Another strategy is to get students to build models or model problems with concept maps. Students can be charged with building expert systems where a demonstrated need to articulate questions and rules is needed. Serious conceptual brain work for students and but can be time consuming! Systems modeling is also difficult but meaningful for students.

Argumentation another method to try, one example he used is code enforcement for learning engineering ethics. Instructor’s presented different perspectives and theoretical approaches and gave students a task to review and develop meaningful argumentation. This is a remedial strategy for correcting misconceptions on well-structured problems (see his recent paper on this topic for more detail).  Help students create counterargument and rebuttal.

Questioning students for metacognition forces students to reflect and regulate their own understanding. Have you solved similar problems, what strategies, or steps are needed to solve, and so on. Ask students to classify problems/questions. Text editing problems can be useful and provide impactful learning. Add extra or remove information from a question or specific problem then ask students if there’s sufficient information to respond. He suggests giving students practice first at “text editing” problems. These are very challenging for students.

Problem posing seems like a fun way to reinforce learning. Show picture and ask students to develop problem around it (for instance, soccer player on field in play and what physics concepts are also at play).

Problems engineering face don’t have right answers.
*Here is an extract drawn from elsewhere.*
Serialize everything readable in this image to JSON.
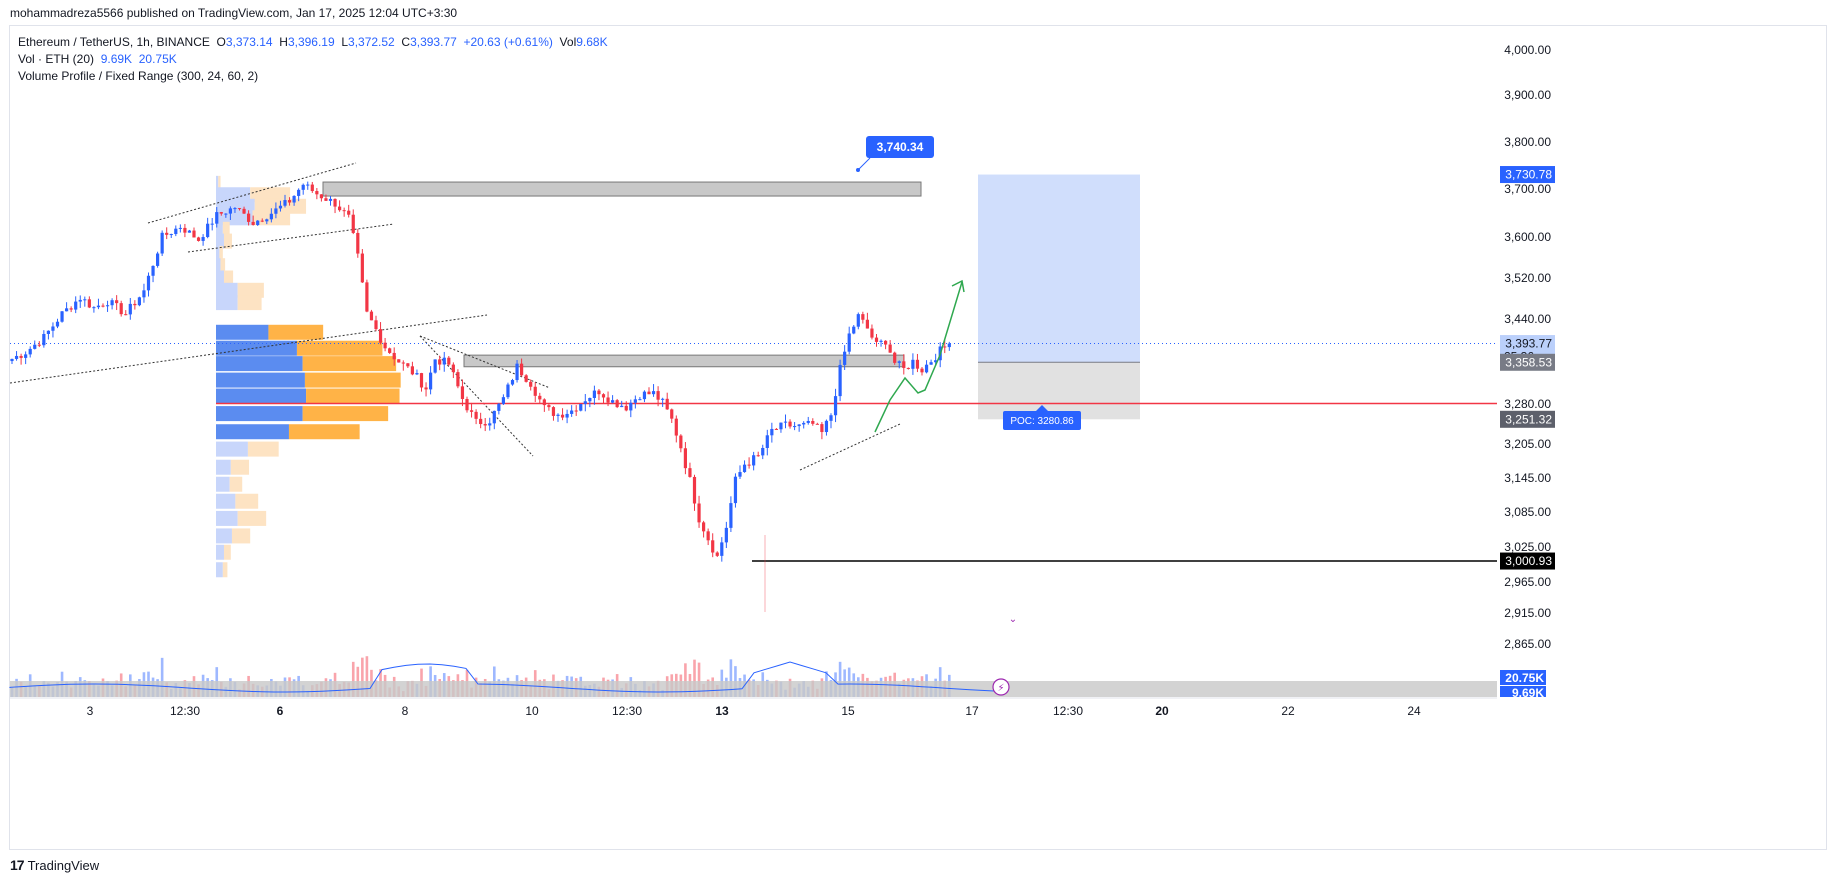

Types of problems include design, dilemmas, troubleshooting, planning, and most come down to decision making. Most real problems are ill-structured. Use problem-based learning, real work problems from engineers and case studies. Stories allow case based reasoning and are meaningful, allow for transferability. For assessment consider having students construct story or scenario. Stories, Jonassen stresses are a key component of student learning. The difference between novices and experts are that experts have a story bank to withdraw from and make decisions based upon. This conference, Jonassen tells  us, is all stories. Every presenter is telling a story about how s/he are personally working to improve engineering education. 

Librarians out there, take heed. In reflecting upon this distinguished lecture I concluded that our realm is really all about the “ill-constructed problem.” We help people come up with creative ideas, keywords, phrases, search strategies to solve them. How have people dealt with the problem in the past? What can we learn from them? In helping our users find these stories of the past, new ones are being written. Stories that actually make people think.